自己と世界(13):生き生きとした接触

現代社会では、自己と世界との生き生きとした接触を失った人が増えています。喜怒哀楽の豊かな体験がなく、モノトーン的にしか人生を感じることができません。

このような人は、ホロニカル心理学でいう外我による知的な思考ばかりが優位で、自己と世界の不一致・一致による生々しい直接体験を直覚する内我が脆弱化しています。
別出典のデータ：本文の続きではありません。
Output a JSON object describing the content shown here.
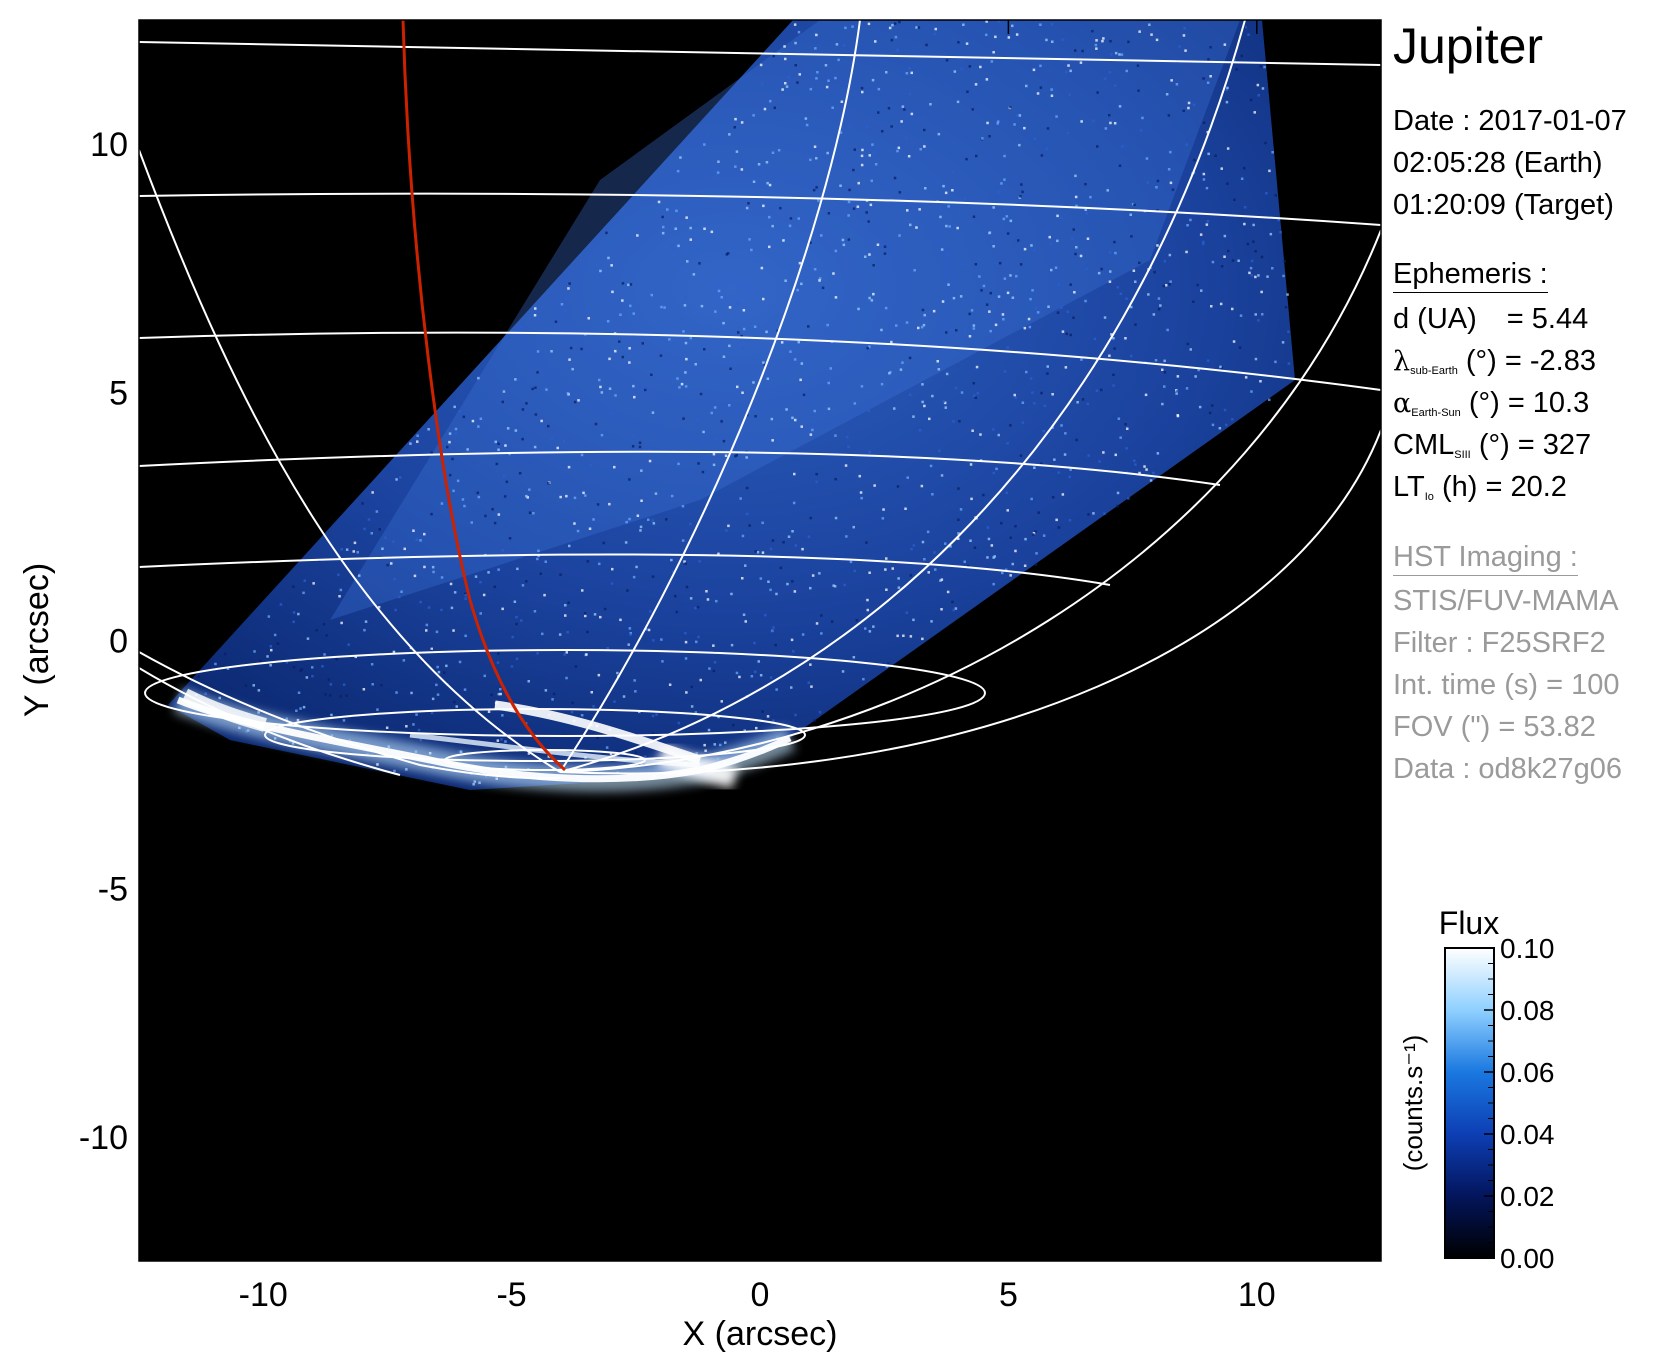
{
  "chart_data": {
    "type": "heatmap",
    "title": "",
    "xlabel": "X (arcsec)",
    "ylabel": "Y (arcsec)",
    "xlim": [
      -12.5,
      12.5
    ],
    "ylim": [
      -12.5,
      12.5
    ],
    "xticks": [
      -10,
      -5,
      0,
      5,
      10
    ],
    "yticks": [
      -10,
      -5,
      0,
      5,
      10
    ],
    "xtick_labels": [
      "-10",
      "-5",
      "0",
      "5",
      "10"
    ],
    "ytick_labels": [
      "-10",
      "-5",
      "0",
      "5",
      "10"
    ],
    "colorbar": {
      "title": "Flux",
      "label": "(counts.s⁻¹)",
      "range": [
        0.0,
        0.1
      ],
      "ticks": [
        "0.10",
        "0.08",
        "0.06",
        "0.04",
        "0.02",
        "0.00"
      ],
      "colors": [
        "#000000",
        "#03155c",
        "#0d3fb4",
        "#1a78e0",
        "#8fd0ff",
        "#ffffff"
      ]
    },
    "overlays": [
      "planetographic-latitude-longitude-grid",
      "red-footprint-line"
    ],
    "grid_color": "#ffffff",
    "footprint_color": "#cc2200"
  },
  "info": {
    "target": "Jupiter",
    "date_line": "Date : 2017-01-07",
    "earth_time": "02:05:28 (Earth)",
    "target_time": "01:20:09 (Target)",
    "ephemeris_header": "Ephemeris :",
    "distance": {
      "label": "d (UA)",
      "value": "= 5.44"
    },
    "sub_earth_lat": {
      "symbol": "λ",
      "sub": "sub-Earth",
      "unit": "(°)",
      "value": "= -2.83"
    },
    "phase_angle": {
      "symbol": "α",
      "sub": "Earth-Sun",
      "unit": "(°)",
      "value": "= 10.3"
    },
    "cml": {
      "symbol": "CML",
      "sub": "SIII",
      "unit": "(°)",
      "value": "= 327"
    },
    "local_time": {
      "symbol": "LT",
      "sub": "Io",
      "unit": "(h)",
      "value": "= 20.2"
    },
    "hst_header": "HST Imaging :",
    "instrument": "STIS/FUV-MAMA",
    "filter": "Filter : F25SRF2",
    "int_time": "Int. time (s) = 100",
    "fov": "FOV (\") = 53.82",
    "data_id": "Data : od8k27g06"
  }
}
そのため、生き生きとした感情体験自体を失っています。

内我が脆弱な人たちへの支援は、次のようなことがポイントになります。

・ごく限られた生活体験やちょっとした生活体験の変化によるまだ言葉にならない感覚を支援者が支持的に追体験しながら、微細かつ繊細な機微を徹底的に増幅・拡充しながら、そして共鳴しながら共有化する。
・不安なら不安、恐怖なら恐怖、緊張なら緊張、自己卑下的気分なら自己卑下的気分、絶望なら絶望などを、言葉にならない機微をそのまま支援者が包み込み込みながら、すべて被支援者の直接体験として照らし返していく。
・圧倒的なパワーをもって内我を批判し否定する外我と、そうした外我によって萎縮してしまっている内我との関係そのものを外在化し、外我と内我の悪循環パターンそのものを、被支援者と支援者が共同研究的協働関係を構築しながらあるがままに俯瞰する。
俯瞰的立場から脆弱な内我をエンパワ-メントしたり、外我のパワーを弱めるような働きかけを被支援者と支援者が共創しながら、外我と内我の対等な対話を促進していく。

こうした方法を使って支援することによって、内我が強化され、自己と世界の生き生きとした接触を取り戻すことが可能になりはじめます。